When it comes to the "war on Christmas," in terms of celebrating the holiday before December, Mariah Carey has made her position perfectly clear. That is, if it wasn't already.

On October 24, news reached the "All I Want For Christmas Is You" singer that Stoneleigh P, a long-running bar in Dallas, had instituted a ban on the classic holiday song. In a picture posted on Twitter, a note explained that the song will not be played before December and only once per night during that month. Otherwise, it will be skipped over. "Is this the war on Christmas I've heard about?" asked a fan.

Carey responded by tweeting a picture of herself from a 2015 advertisement for the mobile game Game of War. She stands in armor, ready to fight for Christmas and her streaming revenue. Then, on November 1, she tweeted a video of herself weilding a massive candy cane and smashing pumpkins that were emblazoned with the message "it's not time yet." 

Mariah Carey may have declared that Christmas has begun — but here's the Texas bar's reasoning for limiting her hit.

One bar patron jokingly requests All I Want For Christmas Is You 'to annoy the staff'

When you learn more about the specific case, Stoneleigh P's ban perhaps becomes more reasonable.

For one thing, as Art & Seek reports, the ban also includes "Frosty the Snowman" and "You Can't Rollerskate in a Buffalo Herd." These songs are apparently the ones that patron Larry Green chooses each time he visits the bar.
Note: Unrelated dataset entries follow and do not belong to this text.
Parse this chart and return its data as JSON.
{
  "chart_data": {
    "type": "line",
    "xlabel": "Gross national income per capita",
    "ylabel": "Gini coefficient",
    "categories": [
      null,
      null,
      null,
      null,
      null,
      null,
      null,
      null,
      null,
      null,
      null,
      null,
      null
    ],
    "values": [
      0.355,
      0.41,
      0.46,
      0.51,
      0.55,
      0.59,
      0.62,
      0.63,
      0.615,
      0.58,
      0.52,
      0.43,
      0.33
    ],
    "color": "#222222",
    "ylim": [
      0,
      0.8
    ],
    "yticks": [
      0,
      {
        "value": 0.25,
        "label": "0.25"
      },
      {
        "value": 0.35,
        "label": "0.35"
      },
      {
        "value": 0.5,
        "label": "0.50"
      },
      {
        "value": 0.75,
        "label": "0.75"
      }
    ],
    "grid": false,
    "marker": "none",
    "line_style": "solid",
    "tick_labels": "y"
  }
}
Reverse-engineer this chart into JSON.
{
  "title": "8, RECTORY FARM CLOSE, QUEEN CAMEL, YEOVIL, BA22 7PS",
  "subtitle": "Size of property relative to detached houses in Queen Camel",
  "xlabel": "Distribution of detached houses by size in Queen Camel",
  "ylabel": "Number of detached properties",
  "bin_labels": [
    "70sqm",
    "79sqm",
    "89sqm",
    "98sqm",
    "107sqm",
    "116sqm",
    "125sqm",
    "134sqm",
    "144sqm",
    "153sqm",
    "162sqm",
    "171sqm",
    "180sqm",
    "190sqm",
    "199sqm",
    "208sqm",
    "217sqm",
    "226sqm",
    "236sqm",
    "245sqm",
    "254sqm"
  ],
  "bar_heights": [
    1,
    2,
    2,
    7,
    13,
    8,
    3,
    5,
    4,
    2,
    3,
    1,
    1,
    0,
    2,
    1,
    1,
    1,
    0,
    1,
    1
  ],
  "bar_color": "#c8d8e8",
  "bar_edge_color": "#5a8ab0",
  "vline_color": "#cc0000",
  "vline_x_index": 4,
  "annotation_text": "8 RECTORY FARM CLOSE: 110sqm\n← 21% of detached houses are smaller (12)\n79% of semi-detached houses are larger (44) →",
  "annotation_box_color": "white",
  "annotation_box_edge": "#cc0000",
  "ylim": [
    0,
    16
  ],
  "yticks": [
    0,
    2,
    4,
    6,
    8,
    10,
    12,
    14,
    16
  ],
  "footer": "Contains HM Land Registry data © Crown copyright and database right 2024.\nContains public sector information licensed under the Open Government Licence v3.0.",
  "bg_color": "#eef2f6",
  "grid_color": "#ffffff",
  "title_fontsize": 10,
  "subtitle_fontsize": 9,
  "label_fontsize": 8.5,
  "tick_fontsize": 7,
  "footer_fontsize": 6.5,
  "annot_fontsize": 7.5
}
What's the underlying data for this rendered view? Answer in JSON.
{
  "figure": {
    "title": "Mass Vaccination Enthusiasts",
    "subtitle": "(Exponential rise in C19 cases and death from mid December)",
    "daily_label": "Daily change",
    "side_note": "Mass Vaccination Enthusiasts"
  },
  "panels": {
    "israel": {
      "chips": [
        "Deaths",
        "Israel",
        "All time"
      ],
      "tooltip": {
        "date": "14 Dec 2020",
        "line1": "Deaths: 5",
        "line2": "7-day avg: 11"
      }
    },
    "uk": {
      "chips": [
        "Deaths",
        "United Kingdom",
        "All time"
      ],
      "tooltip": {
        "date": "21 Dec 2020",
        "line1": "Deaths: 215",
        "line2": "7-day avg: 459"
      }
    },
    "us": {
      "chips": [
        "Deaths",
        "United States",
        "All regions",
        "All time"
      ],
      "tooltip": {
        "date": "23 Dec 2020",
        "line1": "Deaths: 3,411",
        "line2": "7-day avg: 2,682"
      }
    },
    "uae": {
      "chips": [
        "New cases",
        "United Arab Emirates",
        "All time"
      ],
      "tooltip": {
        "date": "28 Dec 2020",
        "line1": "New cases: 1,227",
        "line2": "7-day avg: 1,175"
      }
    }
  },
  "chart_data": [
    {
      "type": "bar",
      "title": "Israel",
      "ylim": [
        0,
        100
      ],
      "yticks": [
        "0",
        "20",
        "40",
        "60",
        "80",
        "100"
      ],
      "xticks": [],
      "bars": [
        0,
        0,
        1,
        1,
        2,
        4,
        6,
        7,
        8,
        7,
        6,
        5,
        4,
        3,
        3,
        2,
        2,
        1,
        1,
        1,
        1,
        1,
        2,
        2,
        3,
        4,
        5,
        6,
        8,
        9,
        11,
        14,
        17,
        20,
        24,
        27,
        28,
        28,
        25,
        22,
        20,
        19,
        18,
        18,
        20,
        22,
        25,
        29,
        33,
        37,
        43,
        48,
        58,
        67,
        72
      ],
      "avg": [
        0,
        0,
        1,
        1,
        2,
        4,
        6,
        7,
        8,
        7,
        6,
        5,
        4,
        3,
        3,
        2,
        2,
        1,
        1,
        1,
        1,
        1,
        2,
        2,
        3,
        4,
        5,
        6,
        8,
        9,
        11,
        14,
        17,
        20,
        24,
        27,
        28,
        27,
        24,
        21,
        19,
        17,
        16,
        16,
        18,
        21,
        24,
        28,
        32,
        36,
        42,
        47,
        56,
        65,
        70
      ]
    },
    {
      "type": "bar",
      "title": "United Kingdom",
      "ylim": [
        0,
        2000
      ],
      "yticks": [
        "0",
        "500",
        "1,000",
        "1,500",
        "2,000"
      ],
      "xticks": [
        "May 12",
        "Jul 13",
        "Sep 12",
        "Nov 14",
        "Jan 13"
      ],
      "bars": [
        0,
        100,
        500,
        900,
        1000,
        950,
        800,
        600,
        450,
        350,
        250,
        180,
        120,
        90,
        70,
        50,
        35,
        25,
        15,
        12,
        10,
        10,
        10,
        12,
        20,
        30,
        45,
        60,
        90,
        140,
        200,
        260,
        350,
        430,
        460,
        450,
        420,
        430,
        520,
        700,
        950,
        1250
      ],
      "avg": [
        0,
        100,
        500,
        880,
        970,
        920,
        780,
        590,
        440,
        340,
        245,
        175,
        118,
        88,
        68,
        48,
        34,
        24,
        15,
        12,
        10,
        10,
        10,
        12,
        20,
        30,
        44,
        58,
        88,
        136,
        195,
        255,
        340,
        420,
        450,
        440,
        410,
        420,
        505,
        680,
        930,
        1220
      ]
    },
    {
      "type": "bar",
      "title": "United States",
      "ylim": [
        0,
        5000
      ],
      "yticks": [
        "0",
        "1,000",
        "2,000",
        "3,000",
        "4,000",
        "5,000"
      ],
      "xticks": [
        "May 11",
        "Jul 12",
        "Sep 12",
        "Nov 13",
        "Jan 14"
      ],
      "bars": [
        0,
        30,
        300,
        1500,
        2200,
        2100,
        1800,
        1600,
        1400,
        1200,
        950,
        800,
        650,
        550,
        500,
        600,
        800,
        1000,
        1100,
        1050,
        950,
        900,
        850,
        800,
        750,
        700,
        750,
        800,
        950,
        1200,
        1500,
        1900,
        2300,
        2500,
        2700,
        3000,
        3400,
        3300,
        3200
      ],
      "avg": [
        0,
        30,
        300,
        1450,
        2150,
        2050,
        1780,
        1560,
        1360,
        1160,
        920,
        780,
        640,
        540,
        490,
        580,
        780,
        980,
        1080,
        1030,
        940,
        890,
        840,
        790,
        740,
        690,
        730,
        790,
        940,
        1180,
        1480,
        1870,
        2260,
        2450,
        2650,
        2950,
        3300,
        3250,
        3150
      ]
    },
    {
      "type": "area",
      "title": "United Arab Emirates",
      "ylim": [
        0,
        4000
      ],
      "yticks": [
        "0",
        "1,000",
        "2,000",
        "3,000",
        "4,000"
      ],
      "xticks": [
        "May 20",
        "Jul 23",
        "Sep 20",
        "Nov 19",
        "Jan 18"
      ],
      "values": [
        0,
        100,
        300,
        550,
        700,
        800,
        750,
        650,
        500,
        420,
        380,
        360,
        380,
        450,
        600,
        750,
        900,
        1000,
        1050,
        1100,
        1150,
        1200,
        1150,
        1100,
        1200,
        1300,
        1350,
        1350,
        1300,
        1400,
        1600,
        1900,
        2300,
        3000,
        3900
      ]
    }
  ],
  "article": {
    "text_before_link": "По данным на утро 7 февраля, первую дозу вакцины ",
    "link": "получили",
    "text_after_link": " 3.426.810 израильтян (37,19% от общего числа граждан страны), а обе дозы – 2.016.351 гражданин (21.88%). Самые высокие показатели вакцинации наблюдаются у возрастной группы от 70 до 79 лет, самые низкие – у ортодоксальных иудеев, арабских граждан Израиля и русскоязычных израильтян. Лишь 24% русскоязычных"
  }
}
The reason he does so, he laughs, is "to irritate the staff." In fact, he jokingly told the publication that "['All I Want For Christmas Is You' in particular] makes it about one bar in, and they know exactly what that sound is, and it's gone." It's an in-house joke. In fact, it's overzealous customers like Green that are the reason "All I Want For Christmas Is You" has a limit. "You know, you get alcohol and people that want to hear Christmas songs in September — that's a no-go," laughed Laura Garrison, the manager of the bar. 

Despite riling up Carey and her fans, the fact that the song gets vetoed nearly every time only encourages the patrons more. "Actually, lots of people play it just to hear it skipped," Garrison revealed.

Another point worth making, though, is that trying to stop Christmas cheer from occurring before other fall holidays is less a war on Christmas than a futile defense. Last week, The New York Times wondered whether Christmas had started to take over Halloween. While that holiday is probably popular enough to remain distinct, it is worth noting that there are over 50 days between the two celebrations.